Er is veel rumoer rond ‘Godvergeten’ op tv. Terecht. De man in de straat vraagt zich af: hoe is het mogelijk dat dit alles stilzwijgend onder de mat werd geveegd? Hoe kon het leed van zoveel onschuldige kinderen verzwegen worden en meneer pastoor nog altijd ‘meneer’ blijven? Het is de eerste keer niet dat dergelijke feiten aan het licht komen. Er zijn tv-uitzendingen geweest, er werden boeken geschreven, lezingen gegeven, debatten georganiseerd waarin de emoties hoog oplaaiden, maar het verdriet, het schuldgevoel van de slachtoffers blijft. Levenslang. Er heerst een ongemakkelijk sfeertje van: wir haben es nicht gewusst.

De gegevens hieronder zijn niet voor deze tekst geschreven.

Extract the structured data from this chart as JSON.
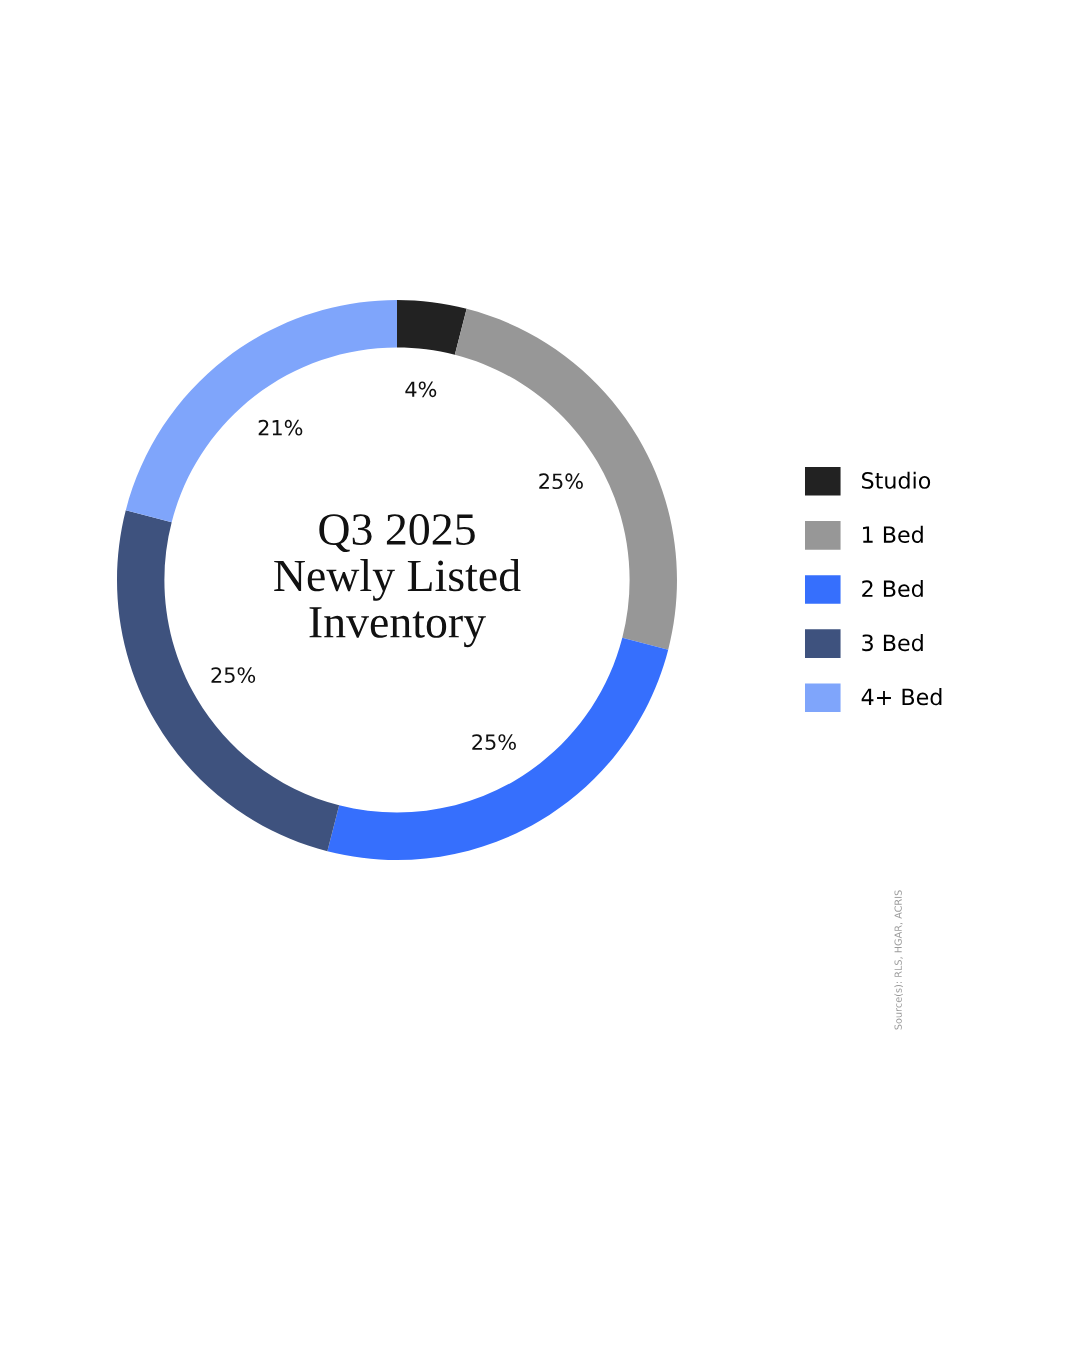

Niettegenstaande de terechte woede, de terechte verontwaardiging blijft dat sfeertje hangen, want er zijn nog voldoende zaken waarover we niets weten, die het ene oor in het andere uit gaan, die niet worden aangeklaagd, waaraan niets fundamenteels wordt gedaan: gay-bashing, kinderarmoede, de daklozenproblematiek, de precaire situatie van gehandicapten. Witteboordcriminelen – dat zijn geen criminelen maar handige zakenlui, meneer – blijven fluitend hun zwarte geld in het buitenland parkeren, processen slepen jarenlang aan door vertragingstactieken van geslepen advocaten. Ik doe slechts een greep uit die grote zak van onwelriekende zaakjes en weggemoffeld onrecht die op de vuilnisbelt van de onwetende mensheid werd gedumpt.
Alles passeert geruisloos, de goegemeente weet van niets. Het raakt onze portemonnee niet. We komen er geen boterham mee te kort. We trekken onze ogen een fractie van een seconde wijdopen, we flapperen twee keer met de oren, zijn even van onze melk, maar fleuren snel weer op als ons favoriete spelprogramma op de buis komt. Wél aanhoudende heisa rond plasincidenten, ongefundeerde beschuldigingen van pedofilie en een politica die de taxi neemt in plaats van de fiets. Geen beroering rond het feit dat er lofredes worden afgestoken voor collaborateurs. Alle verhoudingen scheef getrokken. Nuances zijn taboe. De zo geloofde journalistieke ernst ligt uitgeteld in de hoek.
De wereld draait in de soep. We kijken ernaar en we zien het niet.